Sounds like it has an integrated controller to me 

That's certainly not referencing the on die stuff the new processors have.

I'm not real current on it, but I believe graphics were added to Xeons starting at the E3 series. I'd have to do some searches to confirm but I'm reasonably sure it was around there.


----------



## C4C (Apr 28, 2015)

C4C said:


> From my research that motherboard uses the CPU for the graphics but the E5530 doesn't have integrated graphics.
> 
> You'd have to buy a cheap card.



Resolved. This motherboard/CPU combo doesn't have integrated graphics. 

Simple $50 card should do just fine.


----------



## GooSeSmith (Apr 28, 2015)

C4C said:


> Resolved. This motherboard/CPU combo doesn't have integrated graphics.
> 
> Simple $50 card should do just fine.



Thank you for agreeing. I have the E3 XEON processor in my HP Z workstation with Intel HD onboard graphics and with the E3 CPUs the Intel graphics doesn't work.
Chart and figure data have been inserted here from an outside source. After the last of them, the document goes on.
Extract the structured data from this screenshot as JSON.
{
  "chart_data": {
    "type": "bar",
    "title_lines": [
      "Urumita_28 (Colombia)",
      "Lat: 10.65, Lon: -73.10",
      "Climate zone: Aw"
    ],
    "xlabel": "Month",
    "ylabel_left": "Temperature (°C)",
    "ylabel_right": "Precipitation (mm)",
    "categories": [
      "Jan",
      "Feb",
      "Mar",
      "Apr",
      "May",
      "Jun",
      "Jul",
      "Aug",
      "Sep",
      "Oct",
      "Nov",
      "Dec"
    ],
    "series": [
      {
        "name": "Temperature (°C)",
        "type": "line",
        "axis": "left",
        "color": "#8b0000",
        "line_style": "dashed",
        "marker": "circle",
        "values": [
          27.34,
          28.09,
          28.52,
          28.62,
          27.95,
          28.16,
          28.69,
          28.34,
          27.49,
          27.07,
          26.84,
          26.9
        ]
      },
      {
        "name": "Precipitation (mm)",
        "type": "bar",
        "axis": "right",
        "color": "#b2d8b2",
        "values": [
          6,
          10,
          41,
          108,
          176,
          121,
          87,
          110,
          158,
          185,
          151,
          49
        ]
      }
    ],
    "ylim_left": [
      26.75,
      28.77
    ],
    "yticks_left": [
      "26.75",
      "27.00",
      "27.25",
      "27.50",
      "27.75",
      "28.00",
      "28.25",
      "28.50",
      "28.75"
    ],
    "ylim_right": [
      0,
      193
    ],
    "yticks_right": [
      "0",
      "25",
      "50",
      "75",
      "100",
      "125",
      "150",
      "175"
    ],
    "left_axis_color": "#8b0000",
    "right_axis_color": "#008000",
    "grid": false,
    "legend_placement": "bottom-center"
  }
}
I will get no display unless I install the PCIe Graphics card.


----------



## destramic (Apr 28, 2015)

thank you guys for all your replies...well i ordered a graphics card on the weekend which should arrive tomorrow...pcie x8...hope your right and it works ...i'll keep you posted tomorrow


----------



## destramic (May 8, 2015)

ok well the pci card has arrived...after connecting it all up still no display to the monitor.

the board is still giving off a 1-5-4-2  which means:
*Power unit sensors - power unit
failure offset.*

i after still having on joy, i contacted the seller of the motherboard and he had explained that the psu was incorrect and that i needed to buy one which support  LGA1366

can anyone please help and recommend a psu which is at least 500 watts and support LGA1366?

i'm having no luck finding one


thank you for your help


----------



## Cromewell (May 8, 2015)

destramic said:


> ok well the pci card has arrived...after connecting it all up still no display to the monitor.
> 
> the board is still giving off a 1-5-4-2  which means:
> *Power unit sensors - power unit
> ...


What supply are you using? You're sure its fully connected?

Should it fit into a rack case or a tower?


----------



## destramic (Jun 23, 2015)

ok well i bought a graphics card which didnt work...then today i just tried a new power supply (below) which still isn't working

http://www.ebay.co.uk/itm/181090274587?_trksid=p2060353.m2749.l2649&ssPageName=STRK:MEBIDX:IT

http://www.ebay.co.uk/itm/181390802105?_trksid=p2060353.m2749.l2649&ssPageName=STRK:MEBIDX:IT

the reason i bought a new power supply is because the one i was using kept on throwing a 1-5-4-2 beep code which points to the psu.  Also the board has a blinking amber light

after testing the psu it still comes back with the same error! 

can anyone please help?...i've spent so much money on this thing now


----------



## Cromewell (Jun 23, 2015)

This seems like a bit of a long shot, but have a read through and try unplugging the aux cable http://download.intel.com/support/motherboards/server/chassis/sc5650/sb/ta0940_01.pdf


----------



## destramic (Jun 25, 2015)

that article didnt apply to me as my motherboard doesn't have a aux connection and my psu isn't a reconditioned one...but i'm sending the board back...

work of advise for anyone who's about to buy a INTEL S5500BC...don't!

thank you all for your support


----------